Impossibile prevedere le mosse successive di un esercito abituato a comandare da oltre mezzo secolo e con una smisurata visione di sé come garante dell’unità nazionale. Una protesta partita in sordina sui social network è diventata ora un movimento nazionale che respinge il ritorno al passato e la cancellazione del trionfo elettorale della Lega nazionale per la democrazia di Aung San Suu Kyi.

Di certo i militari finora non hanno mostrato l’intenzione di dare ascolto alle condanne internazionali né di accettare un dialogo: gli Stati Uniti si sono visti respingere la richiesta di parlare con Suu Kyi, detenuta assieme ad altri 160 politici e critici di spicco della società civile.

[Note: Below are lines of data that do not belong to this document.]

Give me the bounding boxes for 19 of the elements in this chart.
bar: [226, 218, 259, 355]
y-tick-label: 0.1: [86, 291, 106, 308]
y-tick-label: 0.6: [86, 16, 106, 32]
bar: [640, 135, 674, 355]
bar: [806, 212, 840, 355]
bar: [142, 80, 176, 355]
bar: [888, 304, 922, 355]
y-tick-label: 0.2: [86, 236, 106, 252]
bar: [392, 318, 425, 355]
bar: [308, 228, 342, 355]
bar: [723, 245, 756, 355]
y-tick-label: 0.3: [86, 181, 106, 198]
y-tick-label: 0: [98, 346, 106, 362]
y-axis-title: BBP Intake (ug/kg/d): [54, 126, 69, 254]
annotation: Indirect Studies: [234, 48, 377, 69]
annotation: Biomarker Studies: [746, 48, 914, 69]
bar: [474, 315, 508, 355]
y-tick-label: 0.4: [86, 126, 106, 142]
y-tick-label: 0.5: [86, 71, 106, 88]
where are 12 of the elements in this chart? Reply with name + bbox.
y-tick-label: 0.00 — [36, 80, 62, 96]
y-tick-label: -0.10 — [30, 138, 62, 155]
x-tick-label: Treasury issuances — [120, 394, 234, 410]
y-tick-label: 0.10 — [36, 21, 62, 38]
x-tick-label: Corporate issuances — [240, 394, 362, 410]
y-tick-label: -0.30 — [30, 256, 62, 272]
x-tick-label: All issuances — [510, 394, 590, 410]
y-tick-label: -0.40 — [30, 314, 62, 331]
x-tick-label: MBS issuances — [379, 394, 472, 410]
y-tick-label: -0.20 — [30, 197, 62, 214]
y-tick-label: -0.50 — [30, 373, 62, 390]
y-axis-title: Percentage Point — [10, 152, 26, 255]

Nel frattempo le reazioni straniere diventano più decise: oggi la Nuova Zelanda ha deciso di rompere le relazioni diplomatiche, e l’Onu ha condannato l’uso della forza contro i manifestanti, oltre ad invitare gli altri Paesi ad “esortare la Birmania al ritorno alla democrazia”. Il Consiglio per i diritti umani dell’Onu terrà una sessione straordinaria questo venerdì.

Da più parti si iniziano a invocare sanzioni economiche, la stessa politica adottata per quasi due decenni dall’Occidente durante la dittatura. Prima che vengano prese decisioni diplomatiche, però, c’è una situazione nelle città del Paese che rischia di diventare sempre più caotica.